7 Concluding Remarks

In this paper, we defined a discrete MRF model for the Bayesian image denoising problem with multiple noisy images. We proposed a fast denoising algorithm for inferring a denoised image in \(O \left( T_{{\mathrm{EM}}} T_{{\mathrm{BP}}} N L \log L \right)\)-time by using belief propagation and an EM algorithm based on our MRF model and FFT. We numerically verified the proposed denoising method using standard images. The results show that the proposed algorithm inferred the denoised image faster than previous implementation methods that use belief propagation.

We believe that the proposed method is the most fastest implementation of an image denoising algorithm based on a discrete MRF model that uses belief propagation and an EM algorithm. However, the method cannot yet be used for real-time processing. Therefore, we need to seek a further effective fast approximate method that preserves the restoration quality for the discrete MRF model. In our experiment, we adopted the quadratic function as the form of function \(\phi (x)\).

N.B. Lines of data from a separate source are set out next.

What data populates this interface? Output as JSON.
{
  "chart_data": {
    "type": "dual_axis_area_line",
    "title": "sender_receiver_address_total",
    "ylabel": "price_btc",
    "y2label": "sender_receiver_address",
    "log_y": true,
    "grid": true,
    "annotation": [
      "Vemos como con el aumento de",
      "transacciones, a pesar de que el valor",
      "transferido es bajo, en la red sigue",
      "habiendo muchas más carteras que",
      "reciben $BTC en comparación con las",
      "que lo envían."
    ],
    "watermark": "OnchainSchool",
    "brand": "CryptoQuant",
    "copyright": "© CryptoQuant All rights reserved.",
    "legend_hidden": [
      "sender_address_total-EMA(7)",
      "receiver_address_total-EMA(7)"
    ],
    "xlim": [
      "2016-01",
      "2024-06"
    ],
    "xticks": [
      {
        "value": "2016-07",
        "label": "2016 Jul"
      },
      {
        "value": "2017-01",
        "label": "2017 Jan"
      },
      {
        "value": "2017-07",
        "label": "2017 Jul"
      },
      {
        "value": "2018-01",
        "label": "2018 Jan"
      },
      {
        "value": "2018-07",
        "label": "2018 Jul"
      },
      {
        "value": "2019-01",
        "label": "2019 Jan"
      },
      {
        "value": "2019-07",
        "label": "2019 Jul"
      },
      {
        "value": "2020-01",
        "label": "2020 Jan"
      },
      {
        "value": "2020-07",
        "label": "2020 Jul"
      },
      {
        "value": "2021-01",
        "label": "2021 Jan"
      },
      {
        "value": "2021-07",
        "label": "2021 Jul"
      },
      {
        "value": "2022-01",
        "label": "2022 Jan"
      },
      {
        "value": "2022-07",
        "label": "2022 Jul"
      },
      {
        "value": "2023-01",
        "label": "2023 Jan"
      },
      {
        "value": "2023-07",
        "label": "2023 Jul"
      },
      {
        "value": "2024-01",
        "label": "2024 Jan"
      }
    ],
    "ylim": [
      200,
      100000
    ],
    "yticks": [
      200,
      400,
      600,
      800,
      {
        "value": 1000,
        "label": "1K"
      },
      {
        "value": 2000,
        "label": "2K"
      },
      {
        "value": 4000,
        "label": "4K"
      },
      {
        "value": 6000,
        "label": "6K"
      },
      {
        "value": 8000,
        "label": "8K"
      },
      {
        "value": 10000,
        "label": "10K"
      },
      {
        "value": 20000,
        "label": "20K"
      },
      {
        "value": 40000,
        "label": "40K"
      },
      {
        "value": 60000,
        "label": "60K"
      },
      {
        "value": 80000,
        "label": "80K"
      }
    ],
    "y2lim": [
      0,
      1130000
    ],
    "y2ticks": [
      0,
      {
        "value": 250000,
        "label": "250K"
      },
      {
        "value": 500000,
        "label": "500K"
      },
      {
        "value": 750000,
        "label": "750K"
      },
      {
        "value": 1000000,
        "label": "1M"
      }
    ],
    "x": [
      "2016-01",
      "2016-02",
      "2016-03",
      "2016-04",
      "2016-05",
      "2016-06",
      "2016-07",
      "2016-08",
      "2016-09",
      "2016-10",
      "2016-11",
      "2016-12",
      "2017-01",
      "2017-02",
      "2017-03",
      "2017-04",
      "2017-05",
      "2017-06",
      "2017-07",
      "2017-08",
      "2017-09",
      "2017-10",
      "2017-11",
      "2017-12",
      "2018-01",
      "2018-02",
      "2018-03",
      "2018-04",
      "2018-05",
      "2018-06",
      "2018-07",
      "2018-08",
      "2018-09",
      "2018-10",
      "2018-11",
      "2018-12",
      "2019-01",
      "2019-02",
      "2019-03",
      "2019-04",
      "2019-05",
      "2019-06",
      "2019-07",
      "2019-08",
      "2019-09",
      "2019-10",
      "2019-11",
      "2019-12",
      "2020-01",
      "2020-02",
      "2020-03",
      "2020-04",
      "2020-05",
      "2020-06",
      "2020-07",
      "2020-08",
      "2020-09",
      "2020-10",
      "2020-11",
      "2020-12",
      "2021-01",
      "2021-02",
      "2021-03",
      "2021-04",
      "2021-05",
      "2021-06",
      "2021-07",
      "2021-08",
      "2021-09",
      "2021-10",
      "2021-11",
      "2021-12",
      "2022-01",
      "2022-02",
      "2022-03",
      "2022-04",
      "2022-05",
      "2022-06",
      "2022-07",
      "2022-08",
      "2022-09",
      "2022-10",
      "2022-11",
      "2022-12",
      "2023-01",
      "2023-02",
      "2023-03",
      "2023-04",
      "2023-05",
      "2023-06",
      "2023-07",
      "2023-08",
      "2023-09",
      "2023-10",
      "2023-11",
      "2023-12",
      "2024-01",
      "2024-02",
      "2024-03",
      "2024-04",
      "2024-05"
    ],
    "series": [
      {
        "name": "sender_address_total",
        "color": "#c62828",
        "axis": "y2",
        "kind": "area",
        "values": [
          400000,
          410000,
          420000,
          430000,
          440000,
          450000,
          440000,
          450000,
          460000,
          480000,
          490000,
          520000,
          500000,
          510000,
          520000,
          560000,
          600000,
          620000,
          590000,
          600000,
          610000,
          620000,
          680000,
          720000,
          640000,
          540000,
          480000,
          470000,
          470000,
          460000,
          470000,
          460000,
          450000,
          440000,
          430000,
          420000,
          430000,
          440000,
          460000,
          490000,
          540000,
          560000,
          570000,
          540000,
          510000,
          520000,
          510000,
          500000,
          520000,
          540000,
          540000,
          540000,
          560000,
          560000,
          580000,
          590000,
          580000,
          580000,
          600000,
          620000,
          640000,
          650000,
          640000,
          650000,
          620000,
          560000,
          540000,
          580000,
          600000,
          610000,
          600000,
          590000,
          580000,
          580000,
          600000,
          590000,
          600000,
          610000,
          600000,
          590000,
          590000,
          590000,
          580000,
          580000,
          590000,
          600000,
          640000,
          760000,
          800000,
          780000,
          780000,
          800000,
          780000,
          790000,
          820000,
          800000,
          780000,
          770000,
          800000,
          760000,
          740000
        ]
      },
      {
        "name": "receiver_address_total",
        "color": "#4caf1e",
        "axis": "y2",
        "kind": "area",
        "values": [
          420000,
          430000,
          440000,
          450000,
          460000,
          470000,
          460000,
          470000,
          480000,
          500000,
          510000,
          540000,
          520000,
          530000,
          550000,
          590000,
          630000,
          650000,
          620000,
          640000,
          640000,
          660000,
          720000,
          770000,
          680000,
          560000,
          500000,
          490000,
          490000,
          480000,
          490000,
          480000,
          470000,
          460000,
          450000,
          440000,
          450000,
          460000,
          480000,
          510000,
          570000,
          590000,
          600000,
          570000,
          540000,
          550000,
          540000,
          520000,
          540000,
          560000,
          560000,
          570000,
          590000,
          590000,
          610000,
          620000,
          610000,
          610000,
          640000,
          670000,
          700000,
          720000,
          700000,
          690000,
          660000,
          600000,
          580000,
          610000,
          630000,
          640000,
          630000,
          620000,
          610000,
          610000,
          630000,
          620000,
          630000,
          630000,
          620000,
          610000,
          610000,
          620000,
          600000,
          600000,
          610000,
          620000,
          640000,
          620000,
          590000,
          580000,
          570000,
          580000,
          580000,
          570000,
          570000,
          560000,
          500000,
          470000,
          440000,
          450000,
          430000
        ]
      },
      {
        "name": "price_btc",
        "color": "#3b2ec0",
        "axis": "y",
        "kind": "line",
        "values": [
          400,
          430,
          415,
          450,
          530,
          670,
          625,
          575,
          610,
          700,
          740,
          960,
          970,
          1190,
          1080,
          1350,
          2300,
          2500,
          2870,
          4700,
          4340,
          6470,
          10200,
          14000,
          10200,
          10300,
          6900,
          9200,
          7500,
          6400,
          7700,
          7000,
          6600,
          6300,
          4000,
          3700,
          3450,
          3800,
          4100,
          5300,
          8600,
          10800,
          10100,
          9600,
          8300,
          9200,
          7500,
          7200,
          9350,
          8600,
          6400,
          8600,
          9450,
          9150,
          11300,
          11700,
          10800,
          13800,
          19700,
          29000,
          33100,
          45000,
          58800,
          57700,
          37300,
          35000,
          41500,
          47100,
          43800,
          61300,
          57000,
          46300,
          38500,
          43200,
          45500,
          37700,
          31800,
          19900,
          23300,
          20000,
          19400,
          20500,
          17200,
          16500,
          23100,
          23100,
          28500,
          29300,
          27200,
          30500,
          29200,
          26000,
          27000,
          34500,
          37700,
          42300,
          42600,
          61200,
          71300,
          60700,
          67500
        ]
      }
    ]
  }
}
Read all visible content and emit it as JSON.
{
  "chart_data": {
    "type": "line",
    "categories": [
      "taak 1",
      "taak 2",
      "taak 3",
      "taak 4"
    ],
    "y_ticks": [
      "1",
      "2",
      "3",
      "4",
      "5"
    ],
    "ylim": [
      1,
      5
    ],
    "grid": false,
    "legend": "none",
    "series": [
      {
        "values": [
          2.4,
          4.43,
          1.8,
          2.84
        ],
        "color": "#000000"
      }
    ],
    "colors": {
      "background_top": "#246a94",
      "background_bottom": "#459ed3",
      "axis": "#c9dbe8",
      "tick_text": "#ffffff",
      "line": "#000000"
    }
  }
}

However, the proposed method is not restricted to the quadratic function: we can apply it to other types of the function \(\phi (x)\), such as the Huber prior [15] and generalized sparse prior [16]. Moreover, because it can be used in any discrete MRF with \(\phi ( x_i - x_j )\) potential for \(ij \in E\) interaction, it is expected that the proposed method is applicable to not only image denoising but also other inference problems such as sparse modeling [17, 18]. We intend to develop the method in these directions.